There was a time, years ago, before 8-foot-long hot dogs and nachos in plastic pink helmets, when a Rangers playoff run was a fleeting wish. These days, thanks to the wild gesticulation and inspiring attitude of Ron Washington, it's an expected reality. With every single member of his starting rotation spending time on the DL this year and a late-season collapse, Washington's greatest feat may still lie ahead of him. But he's still the best we've got.

One of the greatest developments in our city over the past year has been the public's instant love affair with Klyde Warren Park. Its free outdoor gaming area offers easily the finest table tennis for miles. Since the park is so new and its namesake is so young, pingpong is the ideal fit. We're excited for about a decade down the road, though, when 21-year-old human Klyde ditches the paddles and hits the One Arts 7-Eleven for a case of Natty Light. "Beer pong at Me Park, brahs!"

Though not a columnist in the traditional sense, there are few who provide as much depth and pour as much into their subject matter as Jamey Newberg, who covers the Texas Rangers with amazing aplomb when his lawyerly pursuits become tiresome. Newberg, who's built his subscriber empire on the strength of his quasi-daily email blasts and annual bound Rangers preseason reports, lends the perfect voice to the ups and downs of the long baseball season. He echoes the frustrations when the team is down and the enthusiasm when they're rolling, always injecting his own brand of levity and an untainted appreciation for the beauty of the game of baseball.

There are tons of the traditional driving ranges around, but none of them are nearly as fun as Top Golf. This two-story golf-meets-darts dream complex gives the Happy Gilmore in all of us the chance to hate-shank golf balls into the giant targets in the fairway. There's even live music and themed parties to keep people hanging around after they've blown through their high-tech range balls. Who would have thought that combining leisurely golf swings with booze and food would be so enjoyable?
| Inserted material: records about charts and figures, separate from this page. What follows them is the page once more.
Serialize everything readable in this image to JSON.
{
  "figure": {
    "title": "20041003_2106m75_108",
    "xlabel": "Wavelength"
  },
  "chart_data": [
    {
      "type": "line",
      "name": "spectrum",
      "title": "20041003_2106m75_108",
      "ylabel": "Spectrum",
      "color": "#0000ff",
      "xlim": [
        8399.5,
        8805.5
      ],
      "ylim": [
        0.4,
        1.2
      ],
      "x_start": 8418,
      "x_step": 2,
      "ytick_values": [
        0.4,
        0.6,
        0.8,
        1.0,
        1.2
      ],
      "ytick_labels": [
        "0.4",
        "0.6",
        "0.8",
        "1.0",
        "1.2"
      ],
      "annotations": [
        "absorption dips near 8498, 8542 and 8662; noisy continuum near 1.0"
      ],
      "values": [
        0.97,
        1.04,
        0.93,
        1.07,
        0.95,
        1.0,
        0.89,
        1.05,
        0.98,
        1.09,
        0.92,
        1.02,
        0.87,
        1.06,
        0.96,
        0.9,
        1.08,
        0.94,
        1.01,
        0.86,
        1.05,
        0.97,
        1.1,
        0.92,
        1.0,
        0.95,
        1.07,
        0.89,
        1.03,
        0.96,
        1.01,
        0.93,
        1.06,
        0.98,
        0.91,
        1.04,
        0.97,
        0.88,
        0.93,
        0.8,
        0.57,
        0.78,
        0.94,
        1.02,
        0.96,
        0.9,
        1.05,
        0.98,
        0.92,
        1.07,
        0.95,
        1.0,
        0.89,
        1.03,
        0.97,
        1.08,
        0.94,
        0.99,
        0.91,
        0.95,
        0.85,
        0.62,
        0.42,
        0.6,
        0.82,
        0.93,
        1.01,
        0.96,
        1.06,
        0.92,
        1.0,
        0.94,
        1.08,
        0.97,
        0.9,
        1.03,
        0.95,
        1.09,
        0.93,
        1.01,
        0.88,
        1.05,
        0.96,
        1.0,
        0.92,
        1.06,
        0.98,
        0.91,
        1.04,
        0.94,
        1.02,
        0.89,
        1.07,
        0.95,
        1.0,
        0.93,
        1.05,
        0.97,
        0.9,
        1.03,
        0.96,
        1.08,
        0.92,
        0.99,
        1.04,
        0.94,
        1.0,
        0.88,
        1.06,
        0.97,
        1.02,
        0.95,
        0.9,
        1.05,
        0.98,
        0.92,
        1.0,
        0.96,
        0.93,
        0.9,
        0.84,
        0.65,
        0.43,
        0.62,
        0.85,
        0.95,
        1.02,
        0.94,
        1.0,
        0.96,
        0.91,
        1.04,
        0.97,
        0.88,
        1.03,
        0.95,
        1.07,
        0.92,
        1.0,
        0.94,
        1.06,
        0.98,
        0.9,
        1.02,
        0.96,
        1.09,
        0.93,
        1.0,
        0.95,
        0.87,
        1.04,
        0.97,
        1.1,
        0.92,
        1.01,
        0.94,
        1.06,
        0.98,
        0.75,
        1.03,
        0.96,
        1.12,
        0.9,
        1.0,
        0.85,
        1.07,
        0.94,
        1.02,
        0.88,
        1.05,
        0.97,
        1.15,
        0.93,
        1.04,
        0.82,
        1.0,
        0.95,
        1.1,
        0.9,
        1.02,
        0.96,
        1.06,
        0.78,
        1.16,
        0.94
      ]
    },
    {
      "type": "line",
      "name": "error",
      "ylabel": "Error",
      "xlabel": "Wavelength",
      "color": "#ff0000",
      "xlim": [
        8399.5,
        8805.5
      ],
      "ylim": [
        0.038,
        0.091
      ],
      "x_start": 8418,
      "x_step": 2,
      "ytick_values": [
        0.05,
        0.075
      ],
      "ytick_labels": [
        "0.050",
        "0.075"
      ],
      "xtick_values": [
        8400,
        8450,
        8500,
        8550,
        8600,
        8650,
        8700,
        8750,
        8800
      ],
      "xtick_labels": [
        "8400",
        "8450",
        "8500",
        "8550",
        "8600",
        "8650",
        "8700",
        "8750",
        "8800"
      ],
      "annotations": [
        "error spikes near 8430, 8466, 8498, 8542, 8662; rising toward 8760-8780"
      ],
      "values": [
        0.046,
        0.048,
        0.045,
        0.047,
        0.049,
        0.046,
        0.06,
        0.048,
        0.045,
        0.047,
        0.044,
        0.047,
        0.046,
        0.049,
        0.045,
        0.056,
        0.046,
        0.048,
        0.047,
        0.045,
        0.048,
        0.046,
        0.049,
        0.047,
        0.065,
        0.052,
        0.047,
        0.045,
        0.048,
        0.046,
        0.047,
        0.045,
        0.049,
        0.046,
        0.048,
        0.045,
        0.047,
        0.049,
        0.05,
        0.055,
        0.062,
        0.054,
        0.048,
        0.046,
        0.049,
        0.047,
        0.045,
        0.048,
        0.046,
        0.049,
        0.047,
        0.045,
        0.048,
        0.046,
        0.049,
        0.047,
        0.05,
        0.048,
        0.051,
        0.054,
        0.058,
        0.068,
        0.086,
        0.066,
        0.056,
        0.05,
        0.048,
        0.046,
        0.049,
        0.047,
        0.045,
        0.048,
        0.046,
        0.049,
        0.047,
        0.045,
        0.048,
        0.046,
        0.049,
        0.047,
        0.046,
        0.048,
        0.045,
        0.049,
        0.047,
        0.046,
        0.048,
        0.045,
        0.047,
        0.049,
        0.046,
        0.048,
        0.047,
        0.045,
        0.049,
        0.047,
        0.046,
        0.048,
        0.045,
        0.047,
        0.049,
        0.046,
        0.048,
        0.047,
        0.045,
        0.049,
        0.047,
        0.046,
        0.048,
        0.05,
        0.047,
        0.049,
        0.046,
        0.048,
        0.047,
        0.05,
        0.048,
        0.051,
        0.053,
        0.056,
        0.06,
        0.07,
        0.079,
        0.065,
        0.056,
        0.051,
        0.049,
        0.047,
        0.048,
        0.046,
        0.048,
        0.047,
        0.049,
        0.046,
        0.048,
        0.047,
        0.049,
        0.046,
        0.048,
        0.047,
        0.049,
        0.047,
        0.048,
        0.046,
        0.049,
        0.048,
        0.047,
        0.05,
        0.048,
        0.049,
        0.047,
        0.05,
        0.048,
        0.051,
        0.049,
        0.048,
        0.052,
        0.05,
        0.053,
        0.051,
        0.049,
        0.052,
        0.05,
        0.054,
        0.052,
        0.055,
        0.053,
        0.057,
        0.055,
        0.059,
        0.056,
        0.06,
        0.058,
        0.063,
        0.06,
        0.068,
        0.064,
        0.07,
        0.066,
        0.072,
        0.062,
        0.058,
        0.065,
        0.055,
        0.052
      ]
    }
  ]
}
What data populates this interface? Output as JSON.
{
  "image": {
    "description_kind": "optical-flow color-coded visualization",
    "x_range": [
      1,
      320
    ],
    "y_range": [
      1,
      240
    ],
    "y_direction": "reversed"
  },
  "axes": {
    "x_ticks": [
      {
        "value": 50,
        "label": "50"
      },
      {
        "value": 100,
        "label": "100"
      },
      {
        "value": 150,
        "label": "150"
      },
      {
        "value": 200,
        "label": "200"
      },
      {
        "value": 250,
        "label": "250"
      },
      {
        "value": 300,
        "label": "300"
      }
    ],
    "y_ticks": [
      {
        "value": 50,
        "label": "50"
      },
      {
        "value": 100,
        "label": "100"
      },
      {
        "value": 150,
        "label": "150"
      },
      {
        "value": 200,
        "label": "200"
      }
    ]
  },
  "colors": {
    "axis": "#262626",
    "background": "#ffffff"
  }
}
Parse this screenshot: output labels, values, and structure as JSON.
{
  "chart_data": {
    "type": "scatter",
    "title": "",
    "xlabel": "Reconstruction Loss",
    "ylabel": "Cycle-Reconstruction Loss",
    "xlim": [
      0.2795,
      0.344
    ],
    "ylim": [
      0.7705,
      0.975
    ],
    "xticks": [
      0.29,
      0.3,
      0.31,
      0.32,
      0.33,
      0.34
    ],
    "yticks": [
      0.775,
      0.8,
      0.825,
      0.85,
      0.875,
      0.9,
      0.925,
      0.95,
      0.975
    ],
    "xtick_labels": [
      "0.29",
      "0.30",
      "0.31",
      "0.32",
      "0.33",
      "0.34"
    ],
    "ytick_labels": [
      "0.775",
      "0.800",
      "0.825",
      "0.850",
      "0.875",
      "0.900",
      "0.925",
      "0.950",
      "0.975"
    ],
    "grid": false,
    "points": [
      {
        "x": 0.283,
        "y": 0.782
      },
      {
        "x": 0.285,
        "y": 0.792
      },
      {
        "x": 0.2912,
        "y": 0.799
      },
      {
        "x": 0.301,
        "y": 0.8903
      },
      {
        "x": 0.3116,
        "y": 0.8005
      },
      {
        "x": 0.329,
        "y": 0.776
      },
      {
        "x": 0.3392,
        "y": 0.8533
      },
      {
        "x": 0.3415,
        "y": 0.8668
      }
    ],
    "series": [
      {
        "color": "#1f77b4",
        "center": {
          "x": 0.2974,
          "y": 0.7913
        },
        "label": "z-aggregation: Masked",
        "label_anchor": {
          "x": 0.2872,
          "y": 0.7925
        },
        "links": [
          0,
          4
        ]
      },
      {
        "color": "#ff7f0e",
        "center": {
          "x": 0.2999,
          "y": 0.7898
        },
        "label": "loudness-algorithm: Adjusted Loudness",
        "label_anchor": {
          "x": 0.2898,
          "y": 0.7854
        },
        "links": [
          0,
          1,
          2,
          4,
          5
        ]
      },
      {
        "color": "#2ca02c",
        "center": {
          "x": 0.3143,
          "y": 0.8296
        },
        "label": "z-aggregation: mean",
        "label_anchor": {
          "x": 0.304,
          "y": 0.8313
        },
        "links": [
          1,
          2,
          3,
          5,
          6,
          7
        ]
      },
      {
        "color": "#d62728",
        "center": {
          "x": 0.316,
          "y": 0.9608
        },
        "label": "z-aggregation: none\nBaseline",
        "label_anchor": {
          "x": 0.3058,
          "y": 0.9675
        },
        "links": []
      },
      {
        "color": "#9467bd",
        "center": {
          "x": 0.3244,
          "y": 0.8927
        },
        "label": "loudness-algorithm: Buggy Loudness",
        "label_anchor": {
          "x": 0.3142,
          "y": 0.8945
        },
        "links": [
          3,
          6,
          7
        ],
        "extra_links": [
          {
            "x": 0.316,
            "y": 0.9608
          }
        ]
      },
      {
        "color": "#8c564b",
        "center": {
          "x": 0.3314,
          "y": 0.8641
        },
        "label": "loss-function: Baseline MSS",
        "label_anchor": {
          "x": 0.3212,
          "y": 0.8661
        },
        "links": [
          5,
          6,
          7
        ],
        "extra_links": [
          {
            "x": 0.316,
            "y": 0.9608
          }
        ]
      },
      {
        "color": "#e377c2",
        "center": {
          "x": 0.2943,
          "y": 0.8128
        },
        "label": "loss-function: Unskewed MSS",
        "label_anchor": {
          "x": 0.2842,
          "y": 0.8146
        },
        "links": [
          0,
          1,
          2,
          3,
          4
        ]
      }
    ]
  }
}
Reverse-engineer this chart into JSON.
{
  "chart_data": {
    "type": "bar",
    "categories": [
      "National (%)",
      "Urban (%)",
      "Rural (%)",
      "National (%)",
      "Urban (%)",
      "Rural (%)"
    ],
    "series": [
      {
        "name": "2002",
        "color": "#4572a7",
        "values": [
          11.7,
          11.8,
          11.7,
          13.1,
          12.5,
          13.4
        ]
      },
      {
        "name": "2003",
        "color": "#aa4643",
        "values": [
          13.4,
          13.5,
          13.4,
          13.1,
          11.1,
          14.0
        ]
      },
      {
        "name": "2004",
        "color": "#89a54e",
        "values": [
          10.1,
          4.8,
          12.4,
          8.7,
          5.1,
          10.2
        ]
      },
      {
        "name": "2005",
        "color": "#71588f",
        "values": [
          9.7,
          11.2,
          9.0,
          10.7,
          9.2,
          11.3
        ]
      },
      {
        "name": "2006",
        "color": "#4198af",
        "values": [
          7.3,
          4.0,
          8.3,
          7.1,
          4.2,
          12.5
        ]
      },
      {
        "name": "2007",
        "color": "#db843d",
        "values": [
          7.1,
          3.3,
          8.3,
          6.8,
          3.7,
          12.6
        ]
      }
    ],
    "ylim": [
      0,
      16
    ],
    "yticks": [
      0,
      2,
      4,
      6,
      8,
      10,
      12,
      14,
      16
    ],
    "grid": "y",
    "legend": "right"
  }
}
Our readers' pick for best gun range, DFW Gun Range, was still renovating after a fire in February, though an employee told us it will be up and running again come November. In the meantime, if you have the hankering to go pepper something, you might try our favorite shooting spot, Elm Fork Shooting Sports, on Luna Road off Northwest Highway. We've checked out a few indoor ranges in the area — we may be pinkos here at the Observer, but some of us are armed pinkos — and have generally found all the places to be well-stocked, about equal in price and staffed by friendly, helpful people. Elm Fork gets our pick not for what it has, but what it lacks: a roof. While shooting indoors is great if you want to avoid rain, cold or sunstroke, if you're like us (cheap, not very good with guns) and prefer to simply do a little plinking with a .22, shooting outdoors lets you avoid the hard, concussive pounding that comes from shooting in confined spaces next to some guy blasting away with a hand cannon. And let's be honest, it's a little intimidating to be in a room full of marksmen with .45s while you're holding a puny little .22. Our Freudian issues aside, Elm Fork also offers a fun mix of steel and paper targets, tactical ranges, skeet and trap shooting, plus a full schedule of gun classes.